Stellungnahme der SPD-Fraktion
zum Tagesordnungsantrag der CDU-Fraktion,
bestimmte TOP in der Sondersitzung des Gemeinderats am 18.7.2002 nicht zu behandeln

Karl-Heinz Wagner
in der Gemeinderatssitzung
am 18. Juli 2002


Die CDU-Fraktion stellt den Antrag die heute angesetzten Tagesordnungspunkte, die die Beanstandungen der Gemeindeprüfungsanstalt zum Thema haben, nicht zu behandeln. Als Begründung wird von der CDU ausgeführt, dass hierdurch in die Ermittlungsverfahren der Staatseanwaltschaft eingegriffen würde und solch ein Eingriff in ein schwebendes Verfahren sei rechtlich problematisch, ja sogar unzulässig. Hierzu ist folgendes klarzustellen.

Der Eingriff in ein schwebendes Verfahren ist gesetzlich nicht geregelt, das heißt, es gibt keine Rechtsnorm, die eindeutig definiert, welche Eingriffe zulässig und welche unzulässig sind. Schon aus diesem Grund ist die Zahl von Meinungen und auch Missverständnissen auf diesem Gebiet groß.

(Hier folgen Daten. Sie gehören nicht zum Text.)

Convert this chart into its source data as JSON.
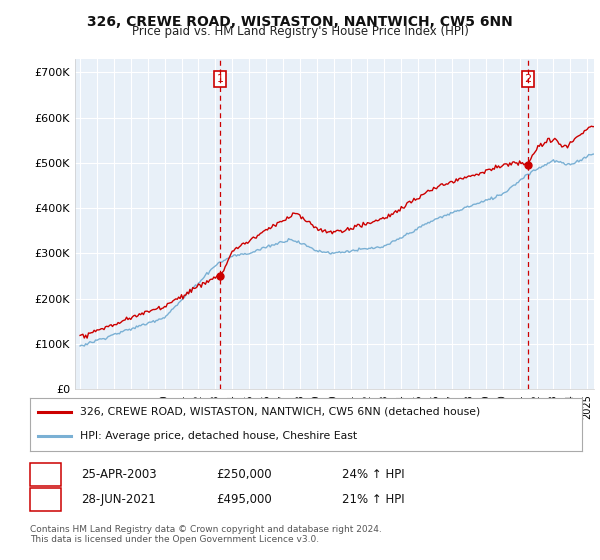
{
  "title": "326, CREWE ROAD, WISTASTON, NANTWICH, CW5 6NN",
  "subtitle": "Price paid vs. HM Land Registry's House Price Index (HPI)",
  "ylabel_ticks": [
    "£0",
    "£100K",
    "£200K",
    "£300K",
    "£400K",
    "£500K",
    "£600K",
    "£700K"
  ],
  "ytick_values": [
    0,
    100000,
    200000,
    300000,
    400000,
    500000,
    600000,
    700000
  ],
  "ylim": [
    0,
    730000
  ],
  "xlim_start": 1994.7,
  "xlim_end": 2025.4,
  "transaction1_x": 2003.29,
  "transaction1_y": 250000,
  "transaction1_label": "1",
  "transaction2_x": 2021.49,
  "transaction2_y": 495000,
  "transaction2_label": "2",
  "hpi_color": "#7ab0d4",
  "price_color": "#cc0000",
  "vline_color": "#cc0000",
  "plot_bg_color": "#e8f0f8",
  "bg_color": "#ffffff",
  "grid_color": "#ffffff",
  "legend_label1": "326, CREWE ROAD, WISTASTON, NANTWICH, CW5 6NN (detached house)",
  "legend_label2": "HPI: Average price, detached house, Cheshire East",
  "annotation1_date": "25-APR-2003",
  "annotation1_price": "£250,000",
  "annotation1_hpi": "24% ↑ HPI",
  "annotation2_date": "28-JUN-2021",
  "annotation2_price": "£495,000",
  "annotation2_hpi": "21% ↑ HPI",
  "footer": "Contains HM Land Registry data © Crown copyright and database right 2024.\nThis data is licensed under the Open Government Licence v3.0."
}
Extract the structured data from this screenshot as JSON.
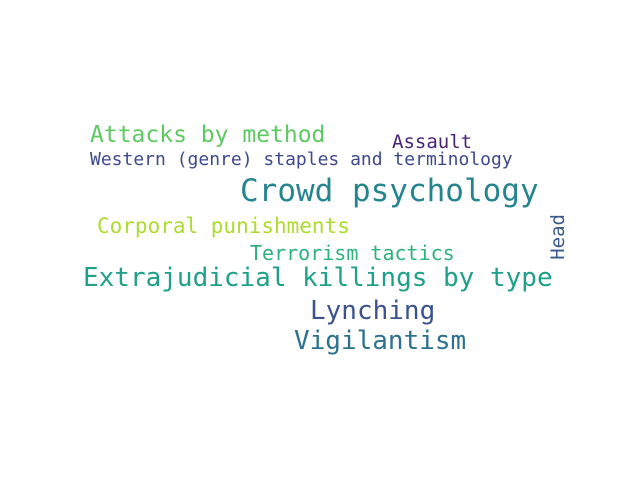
{
  "word_cloud": {
    "words": [
      {
        "text": "Attacks by method",
        "color": "#5ec962"
      },
      {
        "text": "Assault",
        "color": "#482475"
      },
      {
        "text": "Western (genre) staples and terminology",
        "color": "#3e4989"
      },
      {
        "text": "Crowd psychology",
        "color": "#25858e"
      },
      {
        "text": "Corporal punishments",
        "color": "#addc30"
      },
      {
        "text": "Head",
        "color": "#38598c",
        "orientation": "vertical"
      },
      {
        "text": "Terrorism tactics",
        "color": "#2db27d"
      },
      {
        "text": "Extrajudicial killings by type",
        "color": "#1fa088"
      },
      {
        "text": "Lynching",
        "color": "#3b528b"
      },
      {
        "text": "Vigilantism",
        "color": "#2c728e"
      }
    ]
  }
}
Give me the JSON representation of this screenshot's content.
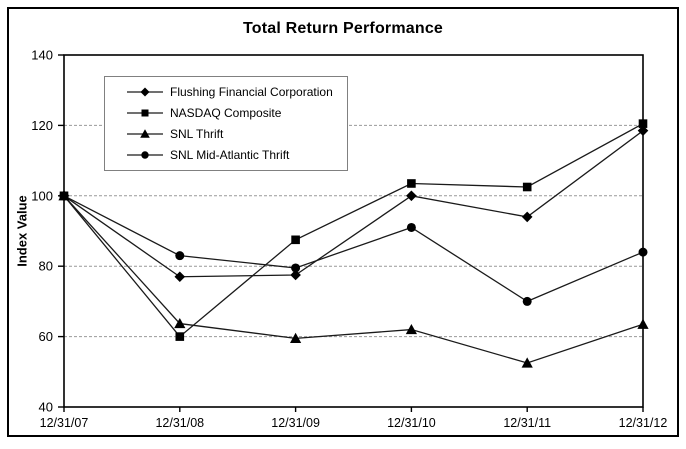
{
  "chart_data": {
    "type": "line",
    "title": "Total Return Performance",
    "ylabel": "Index Value",
    "xlabel": "",
    "x_labels": [
      "12/31/07",
      "12/31/08",
      "12/31/09",
      "12/31/10",
      "12/31/11",
      "12/31/12"
    ],
    "ylim": [
      40,
      140
    ],
    "yticks": [
      40,
      60,
      80,
      100,
      120,
      140
    ],
    "grid_yticks": [
      60,
      80,
      100,
      120
    ],
    "grid": "dashed-horizontal",
    "legend_position": "top-left-inside",
    "series": [
      {
        "name": "Flushing Financial Corporation",
        "marker": "diamond",
        "values": [
          100,
          77,
          77.5,
          100,
          94,
          118.5
        ]
      },
      {
        "name": "NASDAQ Composite",
        "marker": "square",
        "values": [
          100,
          60,
          87.5,
          103.5,
          102.5,
          120.5
        ]
      },
      {
        "name": "SNL Thrift",
        "marker": "triangle",
        "values": [
          100,
          63.7,
          59.5,
          62,
          52.5,
          63.5
        ]
      },
      {
        "name": "SNL Mid-Atlantic Thrift",
        "marker": "circle",
        "values": [
          100,
          83,
          79.5,
          91,
          70,
          84
        ]
      }
    ],
    "colors": {
      "line": "#1a1a1a",
      "marker": "#000000",
      "grid": "#999999",
      "frame": "#000000",
      "legend_border": "#808080",
      "background": "#ffffff"
    }
  }
}
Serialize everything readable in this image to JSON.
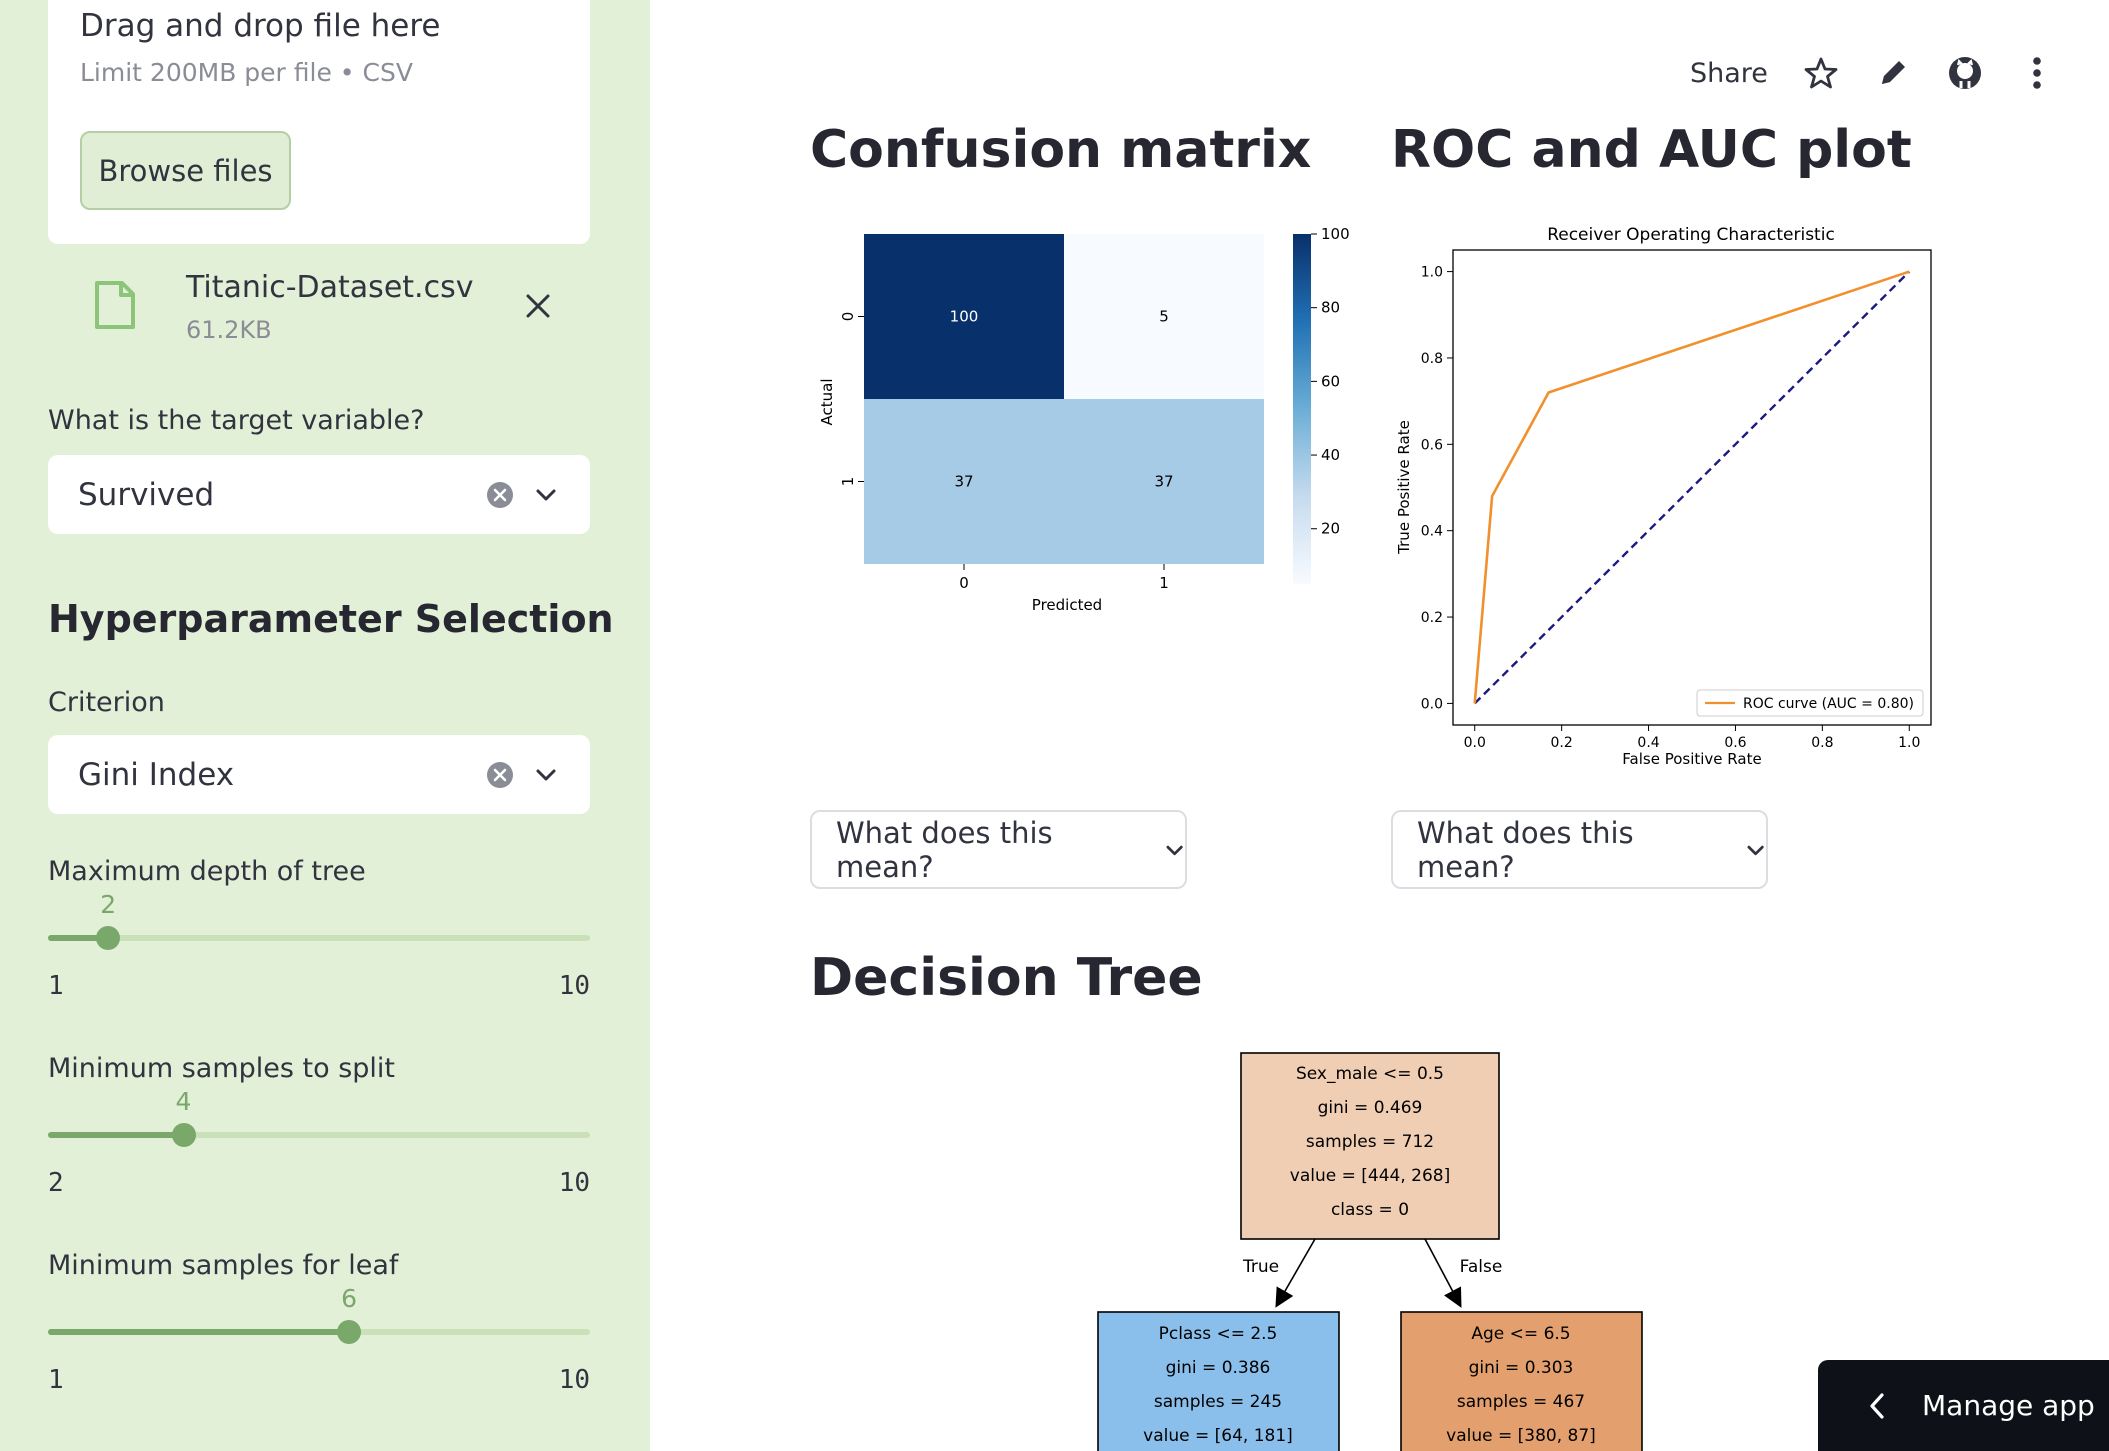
{
  "sidebar": {
    "uploader": {
      "title": "Drag and drop file here",
      "limit": "Limit 200MB per file • CSV",
      "browse_label": "Browse files"
    },
    "file": {
      "name": "Titanic-Dataset.csv",
      "size": "61.2KB"
    },
    "target": {
      "label": "What is the target variable?",
      "value": "Survived"
    },
    "section_title": "Hyperparameter Selection",
    "criterion": {
      "label": "Criterion",
      "value": "Gini Index"
    },
    "sliders": [
      {
        "label": "Maximum depth of tree",
        "value": 2,
        "min": 1,
        "max": 10
      },
      {
        "label": "Minimum samples to split",
        "value": 4,
        "min": 2,
        "max": 10
      },
      {
        "label": "Minimum samples for leaf",
        "value": 6,
        "min": 1,
        "max": 10
      }
    ]
  },
  "toolbar": {
    "share_label": "Share",
    "icons": [
      "star-icon",
      "pencil-icon",
      "github-icon",
      "more-vertical-icon"
    ]
  },
  "main": {
    "confusion_heading": "Confusion matrix",
    "roc_heading": "ROC and AUC plot",
    "expander_label": "What does this mean?",
    "tree_heading": "Decision Tree",
    "manage_app_label": "Manage app"
  },
  "colors": {
    "sidebar_bg": "#e2f0d8",
    "slider_accent": "#7aa86a",
    "roc_curve": "#f0902e",
    "diagonal": "#1a1a80"
  },
  "chart_data": [
    {
      "type": "heatmap",
      "x_categories": [
        "0",
        "1"
      ],
      "y_categories": [
        "0",
        "1"
      ],
      "values": [
        [
          100,
          5
        ],
        [
          37,
          37
        ]
      ],
      "xlabel": "Predicted",
      "ylabel": "Actual",
      "colorbar_ticks": [
        20,
        40,
        60,
        80,
        100
      ],
      "colormap": "Blues"
    },
    {
      "type": "line",
      "title": "Receiver Operating Characteristic",
      "xlabel": "False Positive Rate",
      "ylabel": "True Positive Rate",
      "xlim": [
        0,
        1
      ],
      "ylim": [
        0,
        1
      ],
      "x_ticks": [
        "0.0",
        "0.2",
        "0.4",
        "0.6",
        "0.8",
        "1.0"
      ],
      "y_ticks": [
        "0.0",
        "0.2",
        "0.4",
        "0.6",
        "0.8",
        "1.0"
      ],
      "legend_position": "lower-right",
      "series": [
        {
          "name": "ROC curve (AUC = 0.80)",
          "x": [
            0,
            0.04,
            0.17,
            1.0
          ],
          "y": [
            0,
            0.48,
            0.72,
            1.0
          ]
        },
        {
          "x": [
            0,
            1
          ],
          "y": [
            0,
            1
          ],
          "style": "dashed"
        }
      ]
    }
  ],
  "tree": {
    "root": [
      "Sex_male <= 0.5",
      "gini = 0.469",
      "samples = 712",
      "value = [444, 268]",
      "class = 0"
    ],
    "left": [
      "Pclass <= 2.5",
      "gini = 0.386",
      "samples = 245",
      "value = [64, 181]"
    ],
    "right": [
      "Age <= 6.5",
      "gini = 0.303",
      "samples = 467",
      "value = [380, 87]"
    ],
    "edge_true": "True",
    "edge_false": "False"
  }
}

Ein direkter Eingriff liegt vor, wenn eine übergeordnete weisungsbefugte Stelle der ermittelnden Behörde konkrete Weisungen erteilt, etwa der Justizminister oder Generalstaatsanwalt dem ermittelnden Staatsanwalt. Diese Maßnahmen sind im Rahmen der Gesetze selbstverständlich zulässig.

Ein indirekter Eingriff liegt beispielsweise vor, wenn eine Persönlichkeit, die nicht weisungsbefugt ist, jedoch eine gewisse Autorität verkörpert, ungebeten Meinungen, Empfehlungen oder Ratschläge zu den Ermittlungen in der Erwartung äußert, dass damit der Ausgang des Verfahrens beeinflusst wird. Diese Art von Eingriff ist selbstverständlich unzulässig.

Besonders brisant ist der Konflikt zwischen dem Informationsanspruch der Öffentlichkeit einerseits und den Verfahrenszwecken und -zielen andererseits. Äußert sich etwa der unmittelbar befasste Amtsträger - Richter, Staatsanwalt - öffentlich in einer Weise zum Verfahren, die das Ermittlungsergebnis beeinträchtigen kann oder die Objektivität des Amtsträgers anzweifeln lässt, so handelt es sich ebenfalls um einen unzulässigen Eingriff in ein schwebendes Verfahren. Der Amtsträger ist in diesen Fällen also berechtigt und unter Umständen sogar verpflichtet, Informationen und Meinungen zurückzuhalten.

Insbesondere gilt aber der Grundsatz, dass gesetzmäßiges Verwaltungshandeln nicht als unzulässiger Eingriff in ein schwebendes Verfahren angesehen werden darf. Laufende Ermittlungen und Verfahren dürfen andere Staatsorgane nicht daran hindern, ihre nach Verfassung und Gesetz vorgesehenen Aufgaben zu erfüllen und Rechte wahrzunehmen, auch wenn einzelne Mitglieder der Staatsorgane unmittelbar betroffen sind.

Die Notwendigkeit, dass sich der Gemeinderat hier und jetzt mit der Tagesordnung befasst, ergibt sich aus zwei Gründen:

  • Gegenstand der Vorwürfe von Staatsanwaltschaft und GPA sind unter anderem, dass die Verwaltung in den untersuchten Fällen ohne Beschluss des Gemeinderates gehandelt hat, obwohl der Beschluss erforderlich gewesen wäre
  • Die GPA hat der Stadt auferlegt, die Beschlüsse bis zum 30.09.2002 nachzuholen.

Ist der Gemeinderat danach als Organ verpflichtet, sich mit den einzelnen Punkten zu befassen, so dürfen sich die einzelnen StadträtInnen bei der Entscheidung nur an ihren Amtspflichten orientieren,

  • die Rechte der Stadt gewissenhaft zu wahren und
  • das Wohl der Stadt und das ihrer Einwohner nach Kräften zu fördern

Für StadträtInnen, die direkte Betroffene der Ermittlungen sind, ist der Interessenkonflikt greifbar. Sie gelten als befangen im Sinne von § 18 GemO. Die nicht unmittelbar betroffenen StadträtInnen dürfen grundsätzlich keine Rücksicht darauf nehmen, wie sich ihre Entscheidung auf das laufende Ermittlungsverfahren auswirkt.